Nonato Guedes
O ex-governador de São Paulo, Geraldo Alckmin (PSB), já provou que não será um vice-presidente da República decorativo no terceiro mandato do presidente Luiz Inácio Lula da Silva (PT), eleito em segundo turno derrotando Jair Bolsonaro (PL). Nomeado pessoalmente por Lula como coordenador da transição entre o futuro governo e o atual, Alckmin não só tem cumprido missões relevantes em Brasília e junto a outras instâncias de poder como tem colaborado para descascar abacaxis, promovendo consensos em torno de temas polêmicos que passam pela apreciação do Congresso Nacional. Com isto, o presidente eleito Lula da Silva ganha tempo e liberdade para cumprir outras agendas, a exemplo do encontro mantido com ministros do Supremo Tribunal Federal e do diálogo encetado junto aos presidentes do Senado e da Câmara dos Deputados.
A desenvoltura de Alckmin no campo da articulação política-institucional tem sido ressaltada favoravelmente por diversas lideranças, inclusive, do Partido dos Trabalhadores, mesmo tendo quebrado o protagonismo maior que o petismo cogitava exercer na volta do seu líder ao Palácio do Planalto. Lula deixou claro, entretanto, com antecedência, que não lhe passava pela cabeça a ideia de priorizar um “governo do PT” mas, sim, de construir um governo de coalizão com outras forças democráticas que estivessem interessadas em compartilhar experiências novas de justiça social, inclusão e desenvolvimento econômico. O próprio enredo da campanha presidencial foi influenciado pelo que Lula chamou de “concertação”, um movimento focado na atração de divergentes interessados em convergir na promoção de uma Agenda Brasil de resultados.
A peregrinação de Lula tem sido incansável, desde antes do início da campanha, para aglutinar forças, equacionando, por exemplo, conflitos regionais, passando por cima de divergências da história recente com líderes e agremiações, na perspectiva de construção de um governo de “salvação nacional”, levando em conta os temores de uma herança caótica ou desastrosa legada pelo governo do presidente Jair Bolsonaro, sem falar no contencioso de avanços que foram derrubados, de conquistas que foram derrogadas e de reivindicações que foram olimpicamente ignoradas pelo mandato de extrema-direita que se assenhoreou do poder nas eleições de 2018. Contribuiu para essa união inédita a postura conciliadora que o ex-presidente Lula decidiu assumir, sinalizando que a eleição de 2022 seria, de fato, histórica, pelos componentes de que se revestia e pelos horizontes que poderia abrir na seara institucional brasileira.

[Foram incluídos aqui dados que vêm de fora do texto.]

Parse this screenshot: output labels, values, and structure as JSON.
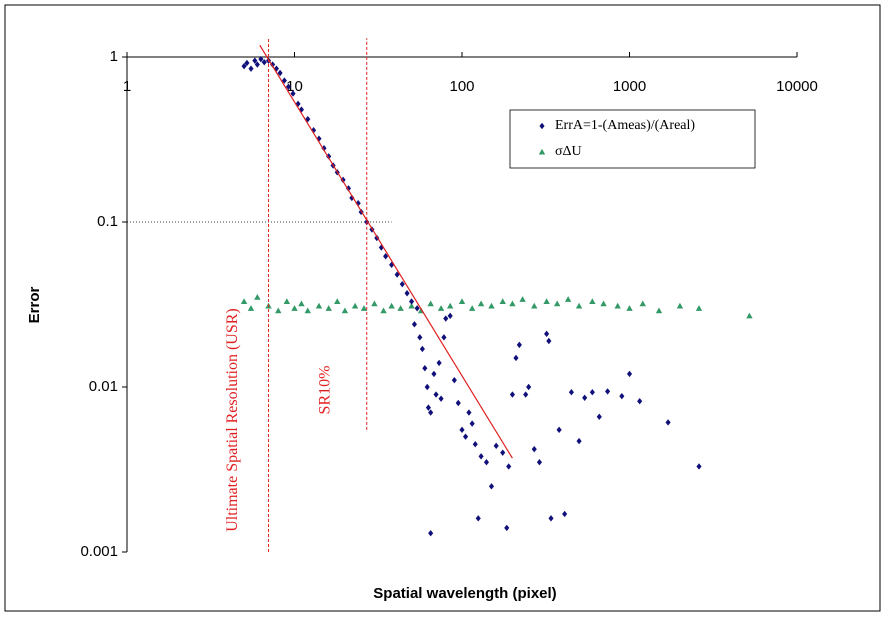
{
  "chart_data": {
    "type": "scatter",
    "x_label": "Spatial wavelength (pixel)",
    "y_label": "Error",
    "xlim": [
      1,
      10000
    ],
    "ylim": [
      0.001,
      1
    ],
    "xticks": [
      1,
      10,
      100,
      1000,
      10000
    ],
    "yticks": [
      0.001,
      0.01,
      0.1,
      1
    ],
    "xscale": "log",
    "yscale": "log",
    "x_axis_position": "top",
    "legend": "upper right",
    "series": [
      {
        "name": "ErrA=1-(Ameas)/(Areal)",
        "color": "#10107a",
        "marker": "diamond",
        "x": [
          5.0,
          5.2,
          5.5,
          5.8,
          6.0,
          6.3,
          6.6,
          7.0,
          7.4,
          7.8,
          8.2,
          8.7,
          9.2,
          9.8,
          10.5,
          11,
          12,
          13,
          14,
          15,
          16,
          17,
          18,
          19.5,
          21,
          22,
          24,
          25,
          27,
          29,
          31,
          33,
          35,
          38,
          41,
          44,
          47,
          50,
          54,
          52,
          56,
          58,
          60,
          62,
          63,
          65,
          68,
          70,
          73,
          75,
          78,
          80,
          85,
          65,
          90,
          95,
          100,
          105,
          110,
          115,
          120,
          125,
          130,
          140,
          150,
          160,
          175,
          185,
          190,
          200,
          210,
          220,
          240,
          250,
          270,
          290,
          320,
          330,
          340,
          380,
          410,
          450,
          500,
          540,
          600,
          660,
          740,
          900,
          1000,
          1150,
          1700,
          2600
        ],
        "values": [
          0.88,
          0.92,
          0.85,
          0.95,
          0.9,
          0.97,
          0.93,
          0.95,
          0.9,
          0.85,
          0.8,
          0.72,
          0.66,
          0.6,
          0.52,
          0.48,
          0.42,
          0.36,
          0.32,
          0.28,
          0.25,
          0.22,
          0.2,
          0.18,
          0.16,
          0.14,
          0.13,
          0.115,
          0.1,
          0.09,
          0.08,
          0.07,
          0.062,
          0.055,
          0.048,
          0.042,
          0.037,
          0.033,
          0.03,
          0.024,
          0.02,
          0.017,
          0.013,
          0.01,
          0.0075,
          0.007,
          0.012,
          0.009,
          0.014,
          0.0085,
          0.02,
          0.026,
          0.027,
          0.0013,
          0.011,
          0.008,
          0.0055,
          0.005,
          0.007,
          0.006,
          0.0045,
          0.0016,
          0.0038,
          0.0035,
          0.0025,
          0.0044,
          0.004,
          0.0014,
          0.0033,
          0.009,
          0.015,
          0.018,
          0.009,
          0.01,
          0.0042,
          0.0035,
          0.021,
          0.019,
          0.0016,
          0.0055,
          0.0017,
          0.0093,
          0.0047,
          0.0086,
          0.0093,
          0.0066,
          0.0094,
          0.0088,
          0.012,
          0.0082,
          0.0061,
          0.0033
        ]
      },
      {
        "name": "σΔU",
        "color": "#339966",
        "marker": "triangle",
        "x": [
          5,
          5.5,
          6,
          7,
          8,
          9,
          10,
          11,
          12,
          14,
          16,
          18,
          20,
          23,
          26,
          30,
          34,
          38,
          43,
          50,
          57,
          65,
          75,
          85,
          100,
          115,
          130,
          150,
          175,
          200,
          230,
          270,
          320,
          370,
          430,
          500,
          600,
          700,
          850,
          1000,
          1200,
          1500,
          2000,
          2600,
          5200
        ],
        "values": [
          0.033,
          0.03,
          0.035,
          0.031,
          0.029,
          0.033,
          0.03,
          0.032,
          0.029,
          0.031,
          0.03,
          0.033,
          0.029,
          0.031,
          0.03,
          0.032,
          0.029,
          0.031,
          0.03,
          0.031,
          0.029,
          0.032,
          0.03,
          0.031,
          0.033,
          0.03,
          0.032,
          0.031,
          0.033,
          0.032,
          0.034,
          0.031,
          0.033,
          0.032,
          0.034,
          0.031,
          0.033,
          0.032,
          0.031,
          0.03,
          0.032,
          0.029,
          0.031,
          0.03,
          0.027
        ]
      }
    ],
    "fit_line": {
      "color": "#e02020",
      "x": [
        6.2,
        200
      ],
      "y": [
        1.18,
        0.0037
      ]
    },
    "reference_lines": [
      {
        "x": 7,
        "y_from": 0.001,
        "y_to": 1.3,
        "label": "Ultimate Spatial Resolution (USR)",
        "color": "#e02020"
      },
      {
        "x": 27,
        "y_from": 0.0055,
        "y_to": 1.3,
        "label": "SR10%",
        "color": "#e02020"
      }
    ],
    "threshold_line": {
      "y": 0.1,
      "x_to": 38
    }
  }
}
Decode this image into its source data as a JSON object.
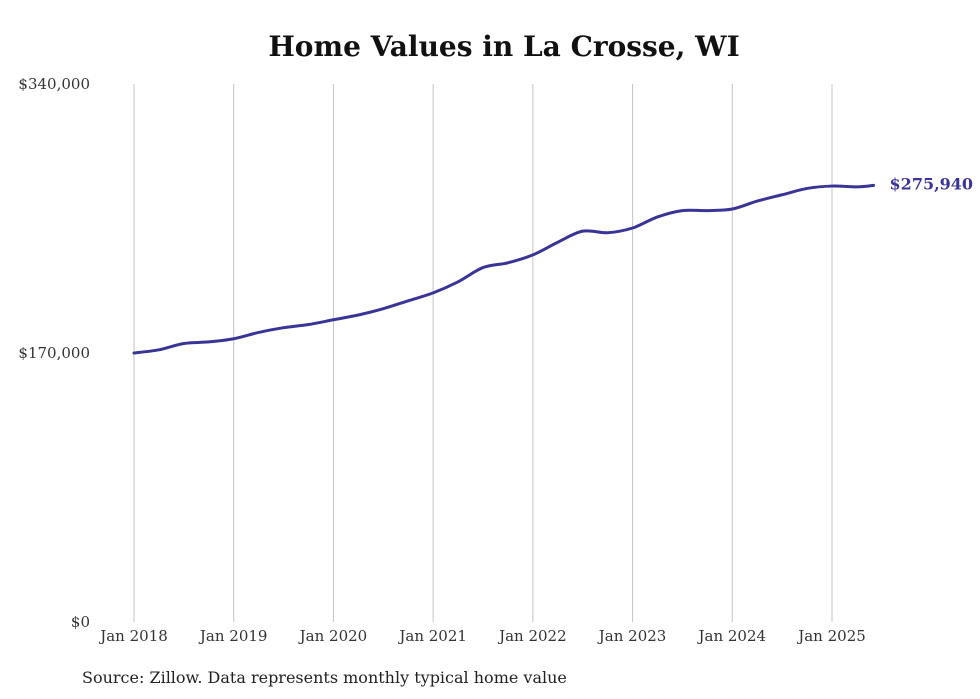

Para tanto, foi fundamental a habilidade política de Lula, “enquadrando” ambições individuais de petistas históricos no rol de um projeto coletivo, ampliado, que devolvesse ao Brasil as condições mínimas de governabilidade e, em paralelo, a recuperação do prestígio internacional, que foi duramente abalado na Era Bolsonaro, em meio à atitude negacionista que o ainda presidente adotou diante de uma calamidade como a covid-19 que custou milhões de vidas, assustou o planeta e hoje volta a inquietar diante de sinais de rcidiva, anda que em outa conjuntura. Lula também demonstrou grandeza ao não se guiar por revanchismos nem ressentimentos pessoais, de tal sorte que o seu palanque espalhado pelo Brasil tornou-se uma espécie de “Arca de Noé”, acolhendo até antigos desafetos do PT e do lulismo. A vitória do ex-presidente no segundo turno foi, então, o coroamento de toda uma estratégia bem-sucedida que ele colocou em prática sem perder de vista o futuro do Brasil.
A própria filiação de Geraldo Alckmin, um ex-tucano e ex-adversário de Lula na corrida presidencial, ao PSB, fez parte da orquestração engendrada pelo líder petista para ampliar o arco das alianças e promover a tal convergência dos divergentes. No íntimo, Lula sabe que são imensos os desafios e que são enormes as responsabilidades referentes a um terceiro mandato, mas ele está psicologicamente preparado para os desafios e é por isso que não descarta apoios que considera sinceros para a tarefa de reconstrução que passou a ser ao mesmo tempo prioridade nacional e obsessão particular do ex-candidato à Presidência da República. A possibilidade de Alckmin vir a ocupar um ministério está em aberto, mas ela não é necessária para a parceria que está sendo tocada de ouvido entre o presidente e o vice. O clima conspira para que haja o retorno à normalidade, ou, como queiram, ao “status quo ante”, com a superação de resistências e obstáculos residuais que possam eclodir no meio da jornada.